Cheaper, faster internet

According to the 2019 Alliance for Affordable Internet (A4AI) report, only 25% of the African population has internet access. Moreover, two-thirds live outside the cellular network range - often in rural or remote areas. This has far-reaching implications, hinders economic growth, communication, education, and even health outcomes.

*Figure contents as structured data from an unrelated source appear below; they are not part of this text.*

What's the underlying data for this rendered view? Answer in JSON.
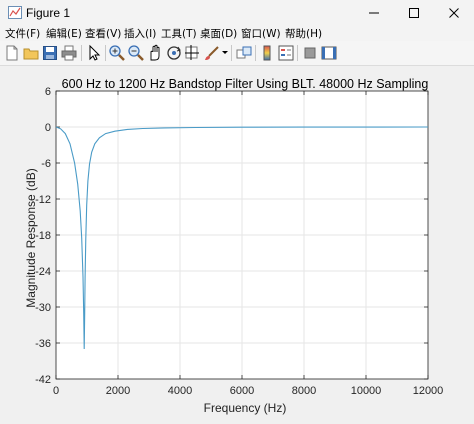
{
  "window": {
    "title": "Figure 1",
    "icons": [
      "figure-app-icon",
      "minimize-icon",
      "maximize-icon",
      "close-icon"
    ]
  },
  "menu": {
    "items": [
      "文件(F)",
      "编辑(E)",
      "查看(V)",
      "插入(I)",
      "工具(T)",
      "桌面(D)",
      "窗口(W)",
      "帮助(H)"
    ]
  },
  "toolbar": {
    "icons": [
      "new-figure-icon",
      "open-file-icon",
      "save-icon",
      "print-icon",
      "pointer-icon",
      "zoom-in-icon",
      "zoom-out-icon",
      "pan-icon",
      "rotate-3d-icon",
      "data-cursor-icon",
      "brush-icon",
      "link-plot-icon",
      "colorbar-icon",
      "legend-icon",
      "hide-plot-tools-icon",
      "show-plot-tools-icon"
    ]
  },
  "chart_data": {
    "type": "line",
    "title": "600 Hz to 1200 Hz Bandstop Filter Using BLT. 48000 Hz Sampling",
    "xlabel": "Frequency (Hz)",
    "ylabel": "Magnitude Response (dB)",
    "xlim": [
      0,
      12000
    ],
    "ylim": [
      -42,
      6
    ],
    "xticks": [
      0,
      2000,
      4000,
      6000,
      8000,
      10000,
      12000
    ],
    "yticks": [
      6,
      0,
      -6,
      -12,
      -18,
      -24,
      -30,
      -36,
      -42
    ],
    "grid": true,
    "color": "#4a9bc7",
    "series": [
      {
        "x": [
          0,
          150,
          300,
          450,
          600,
          700,
          780,
          830,
          870,
          895,
          910,
          925,
          940,
          960,
          990,
          1030,
          1080,
          1150,
          1250,
          1400,
          1600,
          1900,
          2300,
          2800,
          3500,
          4500,
          6000,
          8000,
          10000,
          12000
        ],
        "y": [
          0,
          -0.3,
          -1.1,
          -2.8,
          -6,
          -9.5,
          -14,
          -18.5,
          -25,
          -31,
          -37,
          -31,
          -25,
          -18.5,
          -13,
          -9,
          -6.2,
          -4.2,
          -2.8,
          -1.8,
          -1.1,
          -0.7,
          -0.4,
          -0.25,
          -0.15,
          -0.08,
          -0.04,
          -0.02,
          -0.01,
          0
        ]
      }
    ]
  }
}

This number is expected to rise with initiatives undertaken by major tech companies, charities and the community. For example, in partnership with local telcos, Facebook helped connect millions of people in Africa with free internet through its initiative. Similarly, Google's Loon project uses high-altitude balloons to provide connectivity in remote areas for thousands of square kilometers. Unfortunately in 2021, Google shut down the project. However, it has created valuable IP and lessons that can be given a second chance by governments, telcos and private companies. Project Isizwe, provides low-cost WiFi hotspots in public spaces. It has already connected over 3 million across 300 locations and hopes to connect 50 million African citizens to uncapped internet.

Digital channels

Around 760 banks and 39,600 Savings and Credit Cooperative Organizations (SACCO) make up the continent. In 2022, 456 million adults in Africa are expected to have a bank account. While these are huge inclusion numbers, not all have access to digital channels, as many are still served by traditional finance institutions or are underbanked. Working with fintech solutions providers such as Bankingly, African banks, cooperatives, and microfinance institutions can empower customers with minimal effort, time, and costs.


Though there's still much work ahead, it's clear that progress is being made and shows the continent’s huge potential. If Africa continues on this path, there is a significant opportunity to expand digital financial inclusion that will benefit everyone.